Thursday, August 14, 2014
To the Editor:
The arguments for and against these subjects are as polarized as the debates going on in Washington about any number of issues.
Proponents of seismic testing and oil exploration argue that our natural assets must be quantified and utilized.
They further argue that it would be criminal to ignore those assets and continue depending on foreign oil to fuel the nation.
These thoughts do find sympathy amongst conservative, common sense thinkers, no matter how anti- quated they might be. These folks want things to stay as they are – no matter how much the science, the facts and the truth would lead them to rethink their position.
Thinkers like this are dangerous – and when they ignore the science, ignore the facts and ignore the truth they are really thinking quite radically – not conservatively.
They are putting corporate and shareholder profits at the top of their list of priorities. They are thinking and talking about the perceived access to the big bucks they think will flow if the oil industry sets up shop in our area. They are thinking about the influx of jobs without weighing the consequences.

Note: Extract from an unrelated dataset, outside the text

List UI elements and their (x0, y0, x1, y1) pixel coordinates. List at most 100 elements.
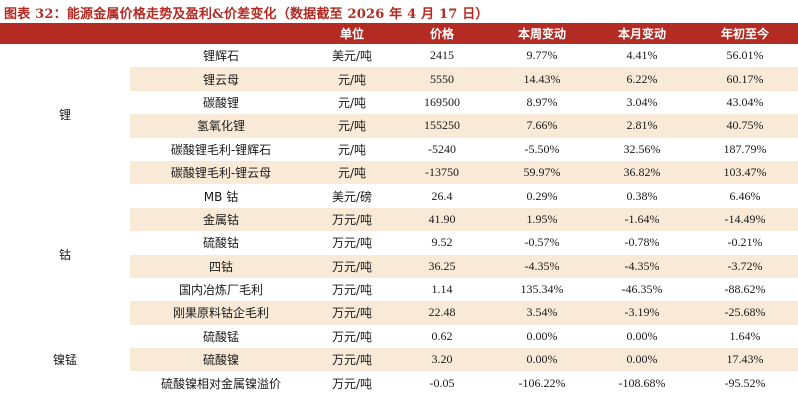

On the other hand, the far left is chiming in with a bunch of hyperbole and worst case scenarios, which they claim will ruin our water quality, kill and maim wildlife and wreck our tourism business.
Some of what they say is likely and accurate – but they go too far in making their points. They should stick to the historical application of the negative effects of the oil industry which have, in fact, occurred.
That is really all they need to make their case.
If you read the thoughts expressed by the two sides there are statements and figures quoted that are so far apart and thoroughly divorced from the historical realities of the issue.
Each side has what they consider to be valid counterpoints to what the other side is saying.
The facts dictate that (even if the oil industry was allowed to proceed) no drilling can occur in the Atlantic until 2017. So, we have time – lots of it. This is a clear cut example of where the- “Precautionary Principle” should be exercised.
The Precautionary Principle is defined thusly: “When human activities may lead to morally unacceptable harm that is scientifically plausible but uncertain, actions shall be taken to avoid or diminish that harm.”
This is the mindset applied by virtually all game and wildlife agencies, regulatory entities, etc. when it comes to managing our natural assets.
i.e. – our commercial fishermen have been and are being heavily regulated right now by the Precautionary Principle because conservative lawmakers won’t fund real time quantification of those resources.
The “best available science” is way out of date – so precautionary regulations were put in place to protect the resources – even though little or no real time science existed to justify them.
Why shouldn’t the same principle be applied when it comes to Atlantic drilling?
With several years between proposed seismic testing and the actual application of the knowledge gained from these tests, we have plenty of time to order an Environmental Impact Statement – which would seem to be mandated by NEPA standards anyway.
Unfortunately, Big Oil means a lot more to lawmakers than the plight of working class fishermen and shrimpers and clammers and crabbers and oystermen and charter boat operators and recreational fishermen and eco tours and the industries that support them.
Big Oil gets special treatment. We don’t – unless – the public rises up and demands that the oil and gas industry be regulated by the Precautionary Principle – like we are.
These seismic tests are described by oil industry studies to have “little to moderate” effect on wildlife. Environmental and Fishing Industry studies show exactly the opposite. So why not do an Environmental Impact Study and find out for sure who is right?
It doesn’t take a genius to realize that these seismic airguns firing day and night, every few seconds for weeks on end at a 250 decibel level will have more than “little to moderate” effect on wildlife.
In comparison, a loud motorcycle produces 100 decibels of sound – a jet airplane engine 140.
Beyond the seismic testing issue are more important questions: The USA is quickly positioning itself to be the world leader in fossil fuel extraction (with other controversial practices) on land. Do we even need to go to the ocean at this point?
The United States is now exporting more processed petroleum products than ever – three times more than we were in 2000.
Why are offshore drilling advocates claiming we will lower our dependency on foreign oil by drilling offshore?
Why are Republican lawmakers trying to lift the ban on exporting USA crude when they claim to be so concerned about energy independence?
Why are they saying our prices will go down at the pump if we drill offshore – when that has never occurred?
Why are we not moving with vigor to (cleaner/cheaper) alternative fuels and energy sources for our future generations?
Why do our leaders cater so to Big Oil and disregard this need?
We have known we had to do it for 50 years. We put a man on the moon 10 years after we decided to do it.
It does not take very much imagination to comprehend why Big Oil is so powerful.
Our leaders should know that we are resolute in opposing these activities. According to the Congressional Research Service there are 55,485 ocean based recreational tourism jobs in South Carolina. There are 5035 jobs involved in charter fishing and 1169 in commercial fishing.
We need to protect those jobs and the hundreds of thousands of jobs that rely on clean water and beaches.
If we stand up for these beliefs, there is nothing Big Oil can produce to argue with us – except more of the money we give them at the pump – to lobby for their best interests.
Those best interests do not include lowering our price at the pump or reducing our dependence on foreign oil. They are solely dedicated to corporate and shareholder profits.